In this way, Soylent is a posthuman project. It aims to optimize something we need and obviate all of its inefficient trappings. People could drink Soylent in space. Soylent could feed a hungry, resource-scarce, culturally and aesthetically impoverished Earth. But food and eating are an intrinsic feature of our humanity, and the end of food also represents the end of an essential feature of human life. Soylent isn’t people; without food, neither are we.

Sweet Seattle Suntime

For a moment I forgot what year it is, and started to write “12” instead of “14” in my journal.

Sitting at the coffee shop, the sun is glorious and the birds are going crazy. Noisy fans from the coffee roaster downstairs and the roar of passing cars don’t dampen the paradisiacal aspect of the scene, but throw it into relief. A smell of roasting coffee beans, of old cracking plastic waking up in the sun.
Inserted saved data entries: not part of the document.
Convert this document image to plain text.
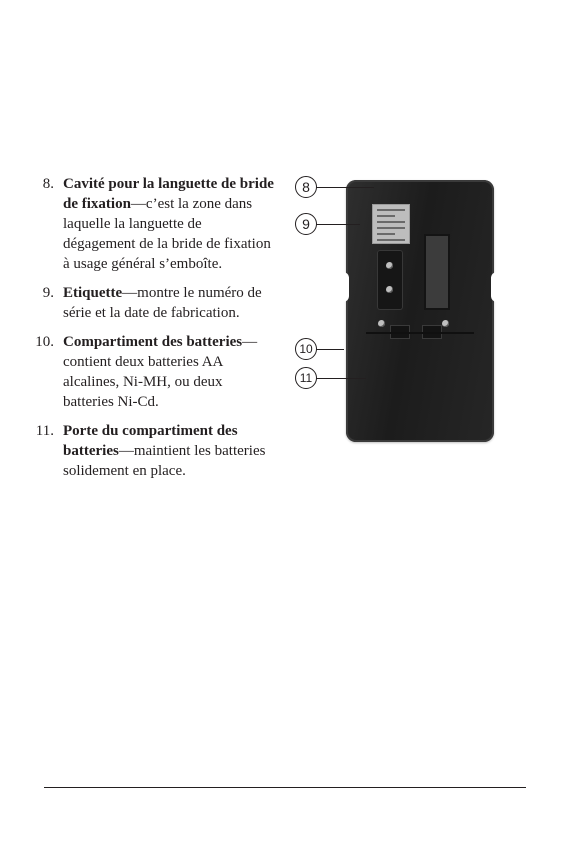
8. Cavité pour la languette de bride de fixation—c’est la zone dans laquelle la languette de dégagement de la bride de fixation à usage général s’emboîte.
9. Etiquette—montre le numéro de série et la date de fabrication.
10. Compartiment des batteries— contient deux batteries AA alcalines, Ni-MH, ou deux batteries Ni-Cd.
11. Porte du compartiment des batteries—maintient les batteries solidement en place.
8
9
10
11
My unwashed hair stands out stiff and goofy-looking from my forehead. I’m wearing leggings in public. I don’t care.

I imagine going to dinner with friends, sitting outside on the patio at Revel, drinking cold bubbly wine, eating spicy dumplings, and my heart soars.

Sometimes I anticipate meals with mingled excitement and dread. Excitement because, duh. Food is the best thing on earth, the greatest joy of my life, a transcendent pleasure that sings of timeless magic in the midst of temporal embodiment. Dread because each meal must come to an end. Because my gluttony often fills me with regret. Because part of me (the worst part) wants to have zero fat on my thighs.

But today, I feel only excitement. The sun is out. The air is warm. Ayla is sprawled peaceably under a bench. I like my job and don’t mind that I have to go. I’m really lucky.